The AZURE_NODE_RESOURCE_GROUP node resource group is not the resource group of the AKS cluster. A single resource group may hold multiple AKS clusters, but each AKS cluster regroups all resources in an automatically managed secondary resource group. See Why are two resource groups created with AKS? for more details.

This ensures the Service Principal only has privileges over the AKS cluster itself and not any other resources within the resource group.

Install Cilium:

Deploy Cilium release via Helm:

  1. helm install cilium cilium/cilium --version 1.11.7 \
  2. --namespace kube-system \
  3. --set azure.enabled=true \
  4. --set azure.resourceGroup=$AZURE_NODE_RESOURCE_GROUP \
  5. --set azure.subscriptionID=$AZURE_SUBSCRIPTION_ID \
  6. --set azure.tenantID=$AZURE_TENANT_ID \
  7. --set azure.clientID=$AZURE_CLIENT_ID \
  8. --set azure.clientSecret=$AZURE_CLIENT_SECRET \
  9. --set tunnel=disabled \
  10. --set ipam.mode=azure \
  11. --set enableIPv4Masquerade=false \
  12. --set nodeinit.enabled=true

To install Cilium on Amazon Elastic Kubernetes Service (EKS), perform the following steps:

Default Configuration:

DatapathIPAMDatastore
Direct Routing (ENI)AWS ENIKubernetes CRD

For more information on AWS ENI mode, see AWS ENI.

Tip

If you want to chain Cilium on top of the AWS CNI, refer to the guide AWS VPC CNI plugin.

Requirements:

  • The EKS Managed Nodegroups must be properly tainted to ensure applications pods are properly managed by Cilium:

    • managedNodeGroups should be tainted with node.cilium.io/agent-not-ready=true:NoExecute to ensure application pods will only be scheduled once Cilium is ready to manage them. However, there are other options. Please make sure to read and understand the documentation page on taint effects and unmanaged pods.

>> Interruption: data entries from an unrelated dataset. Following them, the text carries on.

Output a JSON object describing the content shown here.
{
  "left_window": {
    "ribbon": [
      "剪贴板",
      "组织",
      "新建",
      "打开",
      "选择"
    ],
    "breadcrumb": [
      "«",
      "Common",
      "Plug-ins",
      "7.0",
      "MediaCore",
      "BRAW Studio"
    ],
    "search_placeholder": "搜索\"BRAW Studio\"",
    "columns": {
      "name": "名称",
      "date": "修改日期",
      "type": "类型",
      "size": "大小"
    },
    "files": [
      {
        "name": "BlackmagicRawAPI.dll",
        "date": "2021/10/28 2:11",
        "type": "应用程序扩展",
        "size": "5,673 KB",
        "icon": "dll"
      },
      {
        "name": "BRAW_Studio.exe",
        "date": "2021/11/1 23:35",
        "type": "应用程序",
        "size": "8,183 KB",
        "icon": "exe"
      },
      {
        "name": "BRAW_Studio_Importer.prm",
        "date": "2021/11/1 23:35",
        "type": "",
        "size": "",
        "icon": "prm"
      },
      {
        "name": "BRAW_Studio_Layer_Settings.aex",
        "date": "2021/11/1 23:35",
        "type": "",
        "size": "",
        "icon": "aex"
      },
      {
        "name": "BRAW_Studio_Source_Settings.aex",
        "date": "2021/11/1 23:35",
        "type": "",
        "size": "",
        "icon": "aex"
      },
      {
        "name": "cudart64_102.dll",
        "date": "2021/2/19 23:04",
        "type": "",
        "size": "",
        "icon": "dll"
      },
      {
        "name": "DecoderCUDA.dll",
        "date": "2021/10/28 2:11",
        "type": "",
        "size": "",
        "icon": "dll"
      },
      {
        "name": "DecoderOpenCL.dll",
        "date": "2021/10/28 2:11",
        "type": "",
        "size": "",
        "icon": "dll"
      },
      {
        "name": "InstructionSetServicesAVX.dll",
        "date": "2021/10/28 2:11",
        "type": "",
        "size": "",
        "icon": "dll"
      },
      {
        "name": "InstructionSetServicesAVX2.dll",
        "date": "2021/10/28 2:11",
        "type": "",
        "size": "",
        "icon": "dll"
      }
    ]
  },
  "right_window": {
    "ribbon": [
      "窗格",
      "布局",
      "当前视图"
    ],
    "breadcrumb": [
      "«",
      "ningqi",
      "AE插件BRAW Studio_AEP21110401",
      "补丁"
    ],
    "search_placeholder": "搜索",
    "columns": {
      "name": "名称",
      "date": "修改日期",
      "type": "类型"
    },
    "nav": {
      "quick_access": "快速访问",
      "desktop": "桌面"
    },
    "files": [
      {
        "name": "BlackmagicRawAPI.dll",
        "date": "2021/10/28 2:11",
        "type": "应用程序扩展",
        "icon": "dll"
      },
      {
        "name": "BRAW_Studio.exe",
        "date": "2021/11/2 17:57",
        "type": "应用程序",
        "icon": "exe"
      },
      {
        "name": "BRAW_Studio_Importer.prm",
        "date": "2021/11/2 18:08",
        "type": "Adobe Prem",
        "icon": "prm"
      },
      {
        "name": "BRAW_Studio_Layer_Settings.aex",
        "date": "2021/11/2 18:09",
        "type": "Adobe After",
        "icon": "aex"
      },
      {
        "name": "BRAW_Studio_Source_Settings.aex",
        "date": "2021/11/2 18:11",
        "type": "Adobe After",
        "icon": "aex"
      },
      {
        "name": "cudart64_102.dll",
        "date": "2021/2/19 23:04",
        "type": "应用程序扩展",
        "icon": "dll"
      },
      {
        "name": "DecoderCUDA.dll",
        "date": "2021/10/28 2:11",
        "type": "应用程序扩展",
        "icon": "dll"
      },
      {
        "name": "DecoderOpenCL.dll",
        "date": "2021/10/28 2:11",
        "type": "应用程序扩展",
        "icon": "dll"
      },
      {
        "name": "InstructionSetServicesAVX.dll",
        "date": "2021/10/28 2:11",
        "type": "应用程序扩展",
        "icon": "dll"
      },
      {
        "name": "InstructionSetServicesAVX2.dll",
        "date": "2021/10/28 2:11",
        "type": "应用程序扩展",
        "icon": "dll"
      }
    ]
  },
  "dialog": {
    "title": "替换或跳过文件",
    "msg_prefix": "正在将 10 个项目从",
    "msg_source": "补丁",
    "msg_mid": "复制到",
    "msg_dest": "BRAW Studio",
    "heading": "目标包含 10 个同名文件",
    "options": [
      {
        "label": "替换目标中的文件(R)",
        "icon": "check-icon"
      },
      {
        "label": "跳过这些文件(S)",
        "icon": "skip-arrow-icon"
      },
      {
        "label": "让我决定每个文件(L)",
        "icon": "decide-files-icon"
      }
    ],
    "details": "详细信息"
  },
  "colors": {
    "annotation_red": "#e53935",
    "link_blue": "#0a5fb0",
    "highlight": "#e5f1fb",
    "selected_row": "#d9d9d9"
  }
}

      Below is an example on how to use ClusterConfig file to create the cluster:

      1. apiVersion: eksctl.io/v1alpha5
      2. kind: ClusterConfig
      3. ...
      4. managedNodeGroups:
      5. - name: ng-1
      6. ...
      7. # taint nodes so that application pods are
      8. # not scheduled/executed until Cilium is deployed.
      9. # Alternatively, see the note above regarding taint effects.
      10. taints:
      11. - key: "node.cilium.io/agent-not-ready"
      12. value: "true"
      13. effect: "NoExecute"

Limitations:

  • The AWS ENI integration of Cilium is currently only enabled for IPv4. If you want to use IPv6, use a datapath/IPAM mode other than ENI.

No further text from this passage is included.